Facing a people fighting to defend their homes and families, as the Viet Cong did in Vietnam, Saudi Arabia will find its self in a Yemeni quagmire.

Still stinging from their last military humiliation six years ago at the hands of the Houthi tribal fighters in Yemen, the Saudi Arabian royal family has embarked on what is highly likely to turn into Saudi’s “Vietnam” with their latest attempt at invading Yemen.

In 2009, the Saudi military’s incompetence was exposed when their major offensive against the Houthi’s along the Saudi/Yemen border was routed, and in the following Houthi counter offensive, a large chunk of Saudi territory was captured by the lightly armed Houthi fighters.

The last time a “Pan-Arab Army” tried to invade and occupy Yemen, in the early 1960’s, Egyptian General turned President Nasser was forced to tuck his tail between his legs and pull his army of over 50,000 out of what he was to later sorrowfully admit had become “Egypt’s Vietnam”.

The problems in Yemen are not about Shiite vs Sunni or Iran vs. Saudi Arabia. It’s not about Obama, whose particularly inept administration has been forced to sit on the sidelines as the Saudi royal family launched this ill-advised misadventure.

The problems in Yemen are all about tribal conflicts going back centuries, and the only way to solve them is by a long tedious process of negotiations. Back in 1990, a peace deal was painstakingly constructed that resulted in the reunification of Yemen. This peace deal which held for over two decades was mediated by what was then the leadership of a rag tag band of independence fighter calling themselves the Eritrean People’s Liberation Front, a fact yet to be acknowledged by anyone covering the present conflict.

The Saudis are launching this war on the Yemeni people in an act of hubris and arrogance, paranoia almost, supposedly fearful of being surrounded by a ring of “Shi’ite enemies lead by Iran”, or at least that is what the talking heads in the western media would have us believe.

The fact is the Saudi royal family is brim full of a fanatically Wahabi-fired hatred towards anything resembling a Shi’ite movement, though historically Shi’ites in west Asia hardly considered the Houthi’s of Yemen real Shi’ites.

Saudi paranoia of Iran is based on little in the way of threatening Iranian actions, with the complete lack of Iranian involvement in support of the Bahrain Shi’ite uprising a point of fact.

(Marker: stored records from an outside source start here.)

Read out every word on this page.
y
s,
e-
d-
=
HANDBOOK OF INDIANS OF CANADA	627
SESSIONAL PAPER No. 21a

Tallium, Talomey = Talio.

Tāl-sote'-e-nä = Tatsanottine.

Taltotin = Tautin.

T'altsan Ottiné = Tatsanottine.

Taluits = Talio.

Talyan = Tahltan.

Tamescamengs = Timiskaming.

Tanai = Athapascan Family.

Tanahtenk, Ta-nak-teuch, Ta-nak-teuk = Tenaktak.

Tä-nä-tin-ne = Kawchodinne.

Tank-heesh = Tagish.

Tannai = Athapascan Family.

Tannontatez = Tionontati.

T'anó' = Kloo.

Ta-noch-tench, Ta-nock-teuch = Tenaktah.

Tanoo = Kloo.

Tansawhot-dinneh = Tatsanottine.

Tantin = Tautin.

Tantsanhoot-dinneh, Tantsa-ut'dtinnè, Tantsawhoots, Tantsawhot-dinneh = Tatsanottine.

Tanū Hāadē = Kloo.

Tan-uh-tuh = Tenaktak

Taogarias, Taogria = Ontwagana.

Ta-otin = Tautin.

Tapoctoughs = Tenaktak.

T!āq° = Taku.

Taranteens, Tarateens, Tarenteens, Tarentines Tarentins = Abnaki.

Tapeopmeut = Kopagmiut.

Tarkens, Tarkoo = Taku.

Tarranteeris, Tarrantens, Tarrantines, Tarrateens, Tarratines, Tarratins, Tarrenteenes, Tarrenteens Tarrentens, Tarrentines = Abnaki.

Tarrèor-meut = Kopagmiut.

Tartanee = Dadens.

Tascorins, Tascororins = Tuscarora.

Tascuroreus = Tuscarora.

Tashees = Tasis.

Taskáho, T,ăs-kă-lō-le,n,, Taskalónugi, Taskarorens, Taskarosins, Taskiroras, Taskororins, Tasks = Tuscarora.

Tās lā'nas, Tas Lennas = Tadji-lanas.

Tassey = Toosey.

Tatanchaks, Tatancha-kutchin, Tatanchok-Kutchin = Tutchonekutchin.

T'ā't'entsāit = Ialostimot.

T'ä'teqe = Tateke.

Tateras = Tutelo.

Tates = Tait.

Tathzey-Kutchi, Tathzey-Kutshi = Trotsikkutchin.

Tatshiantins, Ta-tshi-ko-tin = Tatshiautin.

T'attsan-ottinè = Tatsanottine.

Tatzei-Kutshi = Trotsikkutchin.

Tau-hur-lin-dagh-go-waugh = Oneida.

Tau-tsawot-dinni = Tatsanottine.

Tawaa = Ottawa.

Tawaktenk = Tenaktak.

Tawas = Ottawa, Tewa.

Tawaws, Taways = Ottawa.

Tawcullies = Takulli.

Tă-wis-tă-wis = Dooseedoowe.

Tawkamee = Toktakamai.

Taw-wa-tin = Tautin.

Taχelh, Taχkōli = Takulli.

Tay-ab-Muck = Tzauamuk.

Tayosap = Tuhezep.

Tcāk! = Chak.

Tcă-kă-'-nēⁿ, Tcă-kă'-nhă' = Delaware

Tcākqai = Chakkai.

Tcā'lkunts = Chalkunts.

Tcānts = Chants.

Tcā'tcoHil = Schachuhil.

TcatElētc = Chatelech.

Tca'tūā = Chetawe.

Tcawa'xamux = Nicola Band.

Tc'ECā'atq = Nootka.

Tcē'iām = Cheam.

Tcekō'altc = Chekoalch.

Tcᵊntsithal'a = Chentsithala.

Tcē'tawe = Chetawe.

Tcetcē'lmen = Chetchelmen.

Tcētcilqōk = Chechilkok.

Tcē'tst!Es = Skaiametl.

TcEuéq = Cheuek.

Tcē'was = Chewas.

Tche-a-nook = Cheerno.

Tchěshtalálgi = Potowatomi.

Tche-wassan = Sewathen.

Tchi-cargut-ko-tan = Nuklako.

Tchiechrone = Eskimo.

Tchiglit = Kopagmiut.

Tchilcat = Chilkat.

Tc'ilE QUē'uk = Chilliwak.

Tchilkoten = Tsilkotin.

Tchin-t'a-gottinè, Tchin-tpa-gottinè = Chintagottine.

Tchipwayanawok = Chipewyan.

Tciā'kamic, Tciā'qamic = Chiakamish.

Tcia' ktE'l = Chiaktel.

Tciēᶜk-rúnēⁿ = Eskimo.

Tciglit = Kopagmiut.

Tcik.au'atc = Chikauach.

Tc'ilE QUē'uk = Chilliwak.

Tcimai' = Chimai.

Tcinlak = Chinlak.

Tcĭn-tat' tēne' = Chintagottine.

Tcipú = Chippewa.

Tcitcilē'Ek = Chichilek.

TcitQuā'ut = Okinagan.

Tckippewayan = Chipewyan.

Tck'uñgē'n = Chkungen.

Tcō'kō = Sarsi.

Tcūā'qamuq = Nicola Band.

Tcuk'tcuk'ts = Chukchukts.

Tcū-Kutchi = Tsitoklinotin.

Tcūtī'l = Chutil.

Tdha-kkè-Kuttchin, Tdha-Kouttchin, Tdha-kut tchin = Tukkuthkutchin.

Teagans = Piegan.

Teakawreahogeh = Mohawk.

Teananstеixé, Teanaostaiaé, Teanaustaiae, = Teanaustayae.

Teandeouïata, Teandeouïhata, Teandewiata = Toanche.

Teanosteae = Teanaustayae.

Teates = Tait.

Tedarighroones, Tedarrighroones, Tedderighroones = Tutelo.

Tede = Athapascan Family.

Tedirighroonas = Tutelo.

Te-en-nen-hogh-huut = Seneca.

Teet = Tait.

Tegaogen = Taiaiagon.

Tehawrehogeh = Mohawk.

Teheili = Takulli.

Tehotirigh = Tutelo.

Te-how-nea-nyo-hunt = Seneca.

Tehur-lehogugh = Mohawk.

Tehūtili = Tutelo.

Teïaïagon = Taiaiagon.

For all the talk of Iranian military support for the Houthi takeover of Yemen the evidence to support this charge is not supported by anything concrete.

The Houthi’s, fed up with their continuing neglect by the Yemeni government, and driven by the politics of hunger stalking Yemen, made a deal with former President Saleh, whose son headed the Yemeni army under the deal the Saudi/Gulf States forced down the Yemeni’s throats two years ago, and launched their offensive to take over the country.

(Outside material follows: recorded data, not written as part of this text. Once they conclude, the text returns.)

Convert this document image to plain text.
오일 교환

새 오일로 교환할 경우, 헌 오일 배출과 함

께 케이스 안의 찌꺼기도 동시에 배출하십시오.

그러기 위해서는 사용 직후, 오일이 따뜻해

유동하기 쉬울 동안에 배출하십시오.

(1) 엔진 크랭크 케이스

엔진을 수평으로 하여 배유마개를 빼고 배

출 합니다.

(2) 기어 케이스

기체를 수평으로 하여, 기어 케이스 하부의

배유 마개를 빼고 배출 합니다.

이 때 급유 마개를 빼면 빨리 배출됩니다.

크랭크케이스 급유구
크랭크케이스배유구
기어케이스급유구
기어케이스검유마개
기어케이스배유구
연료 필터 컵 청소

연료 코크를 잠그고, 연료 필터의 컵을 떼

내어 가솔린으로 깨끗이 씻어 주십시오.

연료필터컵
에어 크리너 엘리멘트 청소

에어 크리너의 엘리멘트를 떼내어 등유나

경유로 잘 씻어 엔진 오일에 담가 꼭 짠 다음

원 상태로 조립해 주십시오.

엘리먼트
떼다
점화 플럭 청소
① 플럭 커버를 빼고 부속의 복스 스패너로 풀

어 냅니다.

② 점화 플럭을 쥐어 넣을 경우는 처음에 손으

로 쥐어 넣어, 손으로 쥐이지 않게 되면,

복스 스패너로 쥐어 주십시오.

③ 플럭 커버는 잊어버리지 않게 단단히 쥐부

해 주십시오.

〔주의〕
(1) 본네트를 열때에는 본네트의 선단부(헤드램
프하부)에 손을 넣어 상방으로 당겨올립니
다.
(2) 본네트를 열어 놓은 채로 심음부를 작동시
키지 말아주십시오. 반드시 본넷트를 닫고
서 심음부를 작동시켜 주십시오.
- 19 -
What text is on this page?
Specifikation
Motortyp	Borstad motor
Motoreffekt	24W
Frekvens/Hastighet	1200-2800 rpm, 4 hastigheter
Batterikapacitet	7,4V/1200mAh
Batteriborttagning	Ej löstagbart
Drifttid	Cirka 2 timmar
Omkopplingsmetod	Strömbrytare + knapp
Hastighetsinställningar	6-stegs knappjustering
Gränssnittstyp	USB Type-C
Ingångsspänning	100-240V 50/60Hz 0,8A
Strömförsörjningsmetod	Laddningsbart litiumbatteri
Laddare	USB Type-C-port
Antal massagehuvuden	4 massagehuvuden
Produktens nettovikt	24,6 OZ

Right from the get-go the Houthi’s were calling for negotiations, though they did make it clear they were not going to allow the Wahabist “Al Qaeda in the Arab Peninsula” (mainly composed of exiled Saudi fanatics) any further presence in Yemen.

Having been previously humiliated militarily in 2009, and fearing been seen as weak and incompetent by their subjugated Shi’ite population, who reside in the oil rich eastern region of Saudi Arabia, the Wahabist Saudi regime has embarked on what by all appearances will turn out to be their “Vietnam”.

Of course they are doing this under the cover of a Pan Arab banner, with Egypt promising troops in support of the anticipated invasion and occupation of Yemen.

Egypt’s latest General turned President Al Sisi is a particularly reluctant ally, having grown up with the memory of Egypt’s humiliating defeat in its attempt to subjugate Yemen. It is no coincidence that a just a few weeks earlier Saudi Arabia and the Gulf States sent their leaders to Sharm al Sheik to announce over $20 billion in aid and investments for Egypt’s tottering economy, hard cash President Al Sisi came hat in hand to beg for.

Fighting is reported to be raging on the Yemen/Saudi border and it is interesting to note that the Saudi military has yet to make any serious advances there. Being that the bulk of the Houthi fighters are concentrating for their push to capture Aden in the oil rich south of Yemen the Saudi military attempts to invade the Houthi heartland is not going very well.

At this point, the Saudi military is still mainly an air war massacre against the defenseless Yemen people. If and when the promised ground offensive begins in earnest will see battle hardened Houthi militia pitted against a supposedly pan Arab army with little experience in real warfare. Facing a people fighting to defend their homes and families, as the Viet Cong did in Vietnam, Saudi Arabia will find its self in a Yemeni quagmire, Saudi’s “Vietnam” in Yemen.